The New York Stock Exchange (NYSE) is the largest equities-based exchange in the world, based on the total market capitalization of its listed securities. The NYSE is an auction market. At the NYSE, individuals are typically buying and selling between one another and an auction is occurring. The NYSE has over 2,400 companies that combine for $21.3 trillion in market capitalization. It’s also home to many of the big “blue chip” companies that have existed for decades, like Walmart, Exxon Mobil, or General Electric. This is partly because the exchange has existed since 1792.

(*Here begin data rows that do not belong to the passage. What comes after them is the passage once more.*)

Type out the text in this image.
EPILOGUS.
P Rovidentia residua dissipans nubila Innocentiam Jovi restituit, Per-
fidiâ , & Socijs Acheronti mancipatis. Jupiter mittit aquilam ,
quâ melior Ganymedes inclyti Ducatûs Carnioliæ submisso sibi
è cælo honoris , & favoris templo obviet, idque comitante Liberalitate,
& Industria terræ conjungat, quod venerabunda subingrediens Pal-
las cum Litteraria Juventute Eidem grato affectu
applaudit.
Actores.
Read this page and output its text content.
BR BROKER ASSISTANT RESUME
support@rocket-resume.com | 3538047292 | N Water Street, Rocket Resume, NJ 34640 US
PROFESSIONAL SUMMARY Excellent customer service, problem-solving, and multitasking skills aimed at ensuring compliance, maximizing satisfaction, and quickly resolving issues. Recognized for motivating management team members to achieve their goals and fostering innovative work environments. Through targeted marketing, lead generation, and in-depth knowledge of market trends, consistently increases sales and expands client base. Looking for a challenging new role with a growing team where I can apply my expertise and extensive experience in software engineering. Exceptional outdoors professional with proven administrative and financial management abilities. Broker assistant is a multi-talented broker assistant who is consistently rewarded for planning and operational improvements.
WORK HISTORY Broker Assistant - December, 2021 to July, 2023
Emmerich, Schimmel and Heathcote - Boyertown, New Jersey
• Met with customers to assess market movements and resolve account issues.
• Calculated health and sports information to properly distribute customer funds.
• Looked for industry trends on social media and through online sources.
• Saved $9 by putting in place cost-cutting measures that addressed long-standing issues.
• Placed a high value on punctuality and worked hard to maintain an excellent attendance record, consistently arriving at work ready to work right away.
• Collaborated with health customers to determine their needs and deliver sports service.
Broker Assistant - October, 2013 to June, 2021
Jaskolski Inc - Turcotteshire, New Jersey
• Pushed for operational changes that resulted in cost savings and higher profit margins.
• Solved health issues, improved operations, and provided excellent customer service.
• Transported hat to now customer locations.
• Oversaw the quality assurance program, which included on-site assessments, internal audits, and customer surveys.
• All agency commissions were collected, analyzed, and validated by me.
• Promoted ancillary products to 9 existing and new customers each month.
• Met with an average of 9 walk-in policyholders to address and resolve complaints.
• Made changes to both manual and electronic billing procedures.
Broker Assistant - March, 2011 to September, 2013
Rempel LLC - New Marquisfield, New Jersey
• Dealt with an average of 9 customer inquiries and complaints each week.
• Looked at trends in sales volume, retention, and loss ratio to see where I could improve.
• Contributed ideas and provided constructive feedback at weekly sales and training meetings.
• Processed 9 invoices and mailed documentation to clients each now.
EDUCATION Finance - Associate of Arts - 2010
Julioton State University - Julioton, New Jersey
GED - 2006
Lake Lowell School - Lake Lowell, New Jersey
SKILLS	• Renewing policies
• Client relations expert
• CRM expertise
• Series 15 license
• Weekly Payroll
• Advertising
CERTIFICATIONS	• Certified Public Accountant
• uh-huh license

Meanwhile, the Nasdaq stocks are considered more volatile and growth oriented. It also contains more companies than the NYSE, but has a wider spectrum in terms of the size of companies. Of course, the exchange is known for having the large tech-focused companies like Facebook, Google, and Amazon, but there are many smaller listings on the Nasdaq as well. In fact, there are around 1,200 smaller securities listed on the 46-year-old exchange with market caps of $200 million or less. More tech stocks will be found in Nasdaq unlike NYSE which houses more established “grandparent” companies.

Before buying a stock, investors should examine a company’s balance sheet, income statement, cash flow statement, and footnotes. These can be found in the company’s annual report, also called its 10-K. The publication of 10-K reports is mandated by the U.S. Securities and Exchange Commission (SEC). Investors can find them on the SEC’s public database, called EDGAR.

Once a stock has been analyzed, investors need to determine the potential return and volatility of the stock and whether that fits his or her particular profile. Another factor is how the stock fits in a portfolio. Most investors seek a diversified portfolio, hoping to achieve a target return while taking on the least amount of risk. Having a more concentrated portfolio increased the risk of big loss, but it also increases the total return potential. A stock’s risk and return profile affects the total portfolio’s risk and return profile, though by moving in the opposite direction of other holdings, a risky stock has the potential to make an overall portfolio less risky.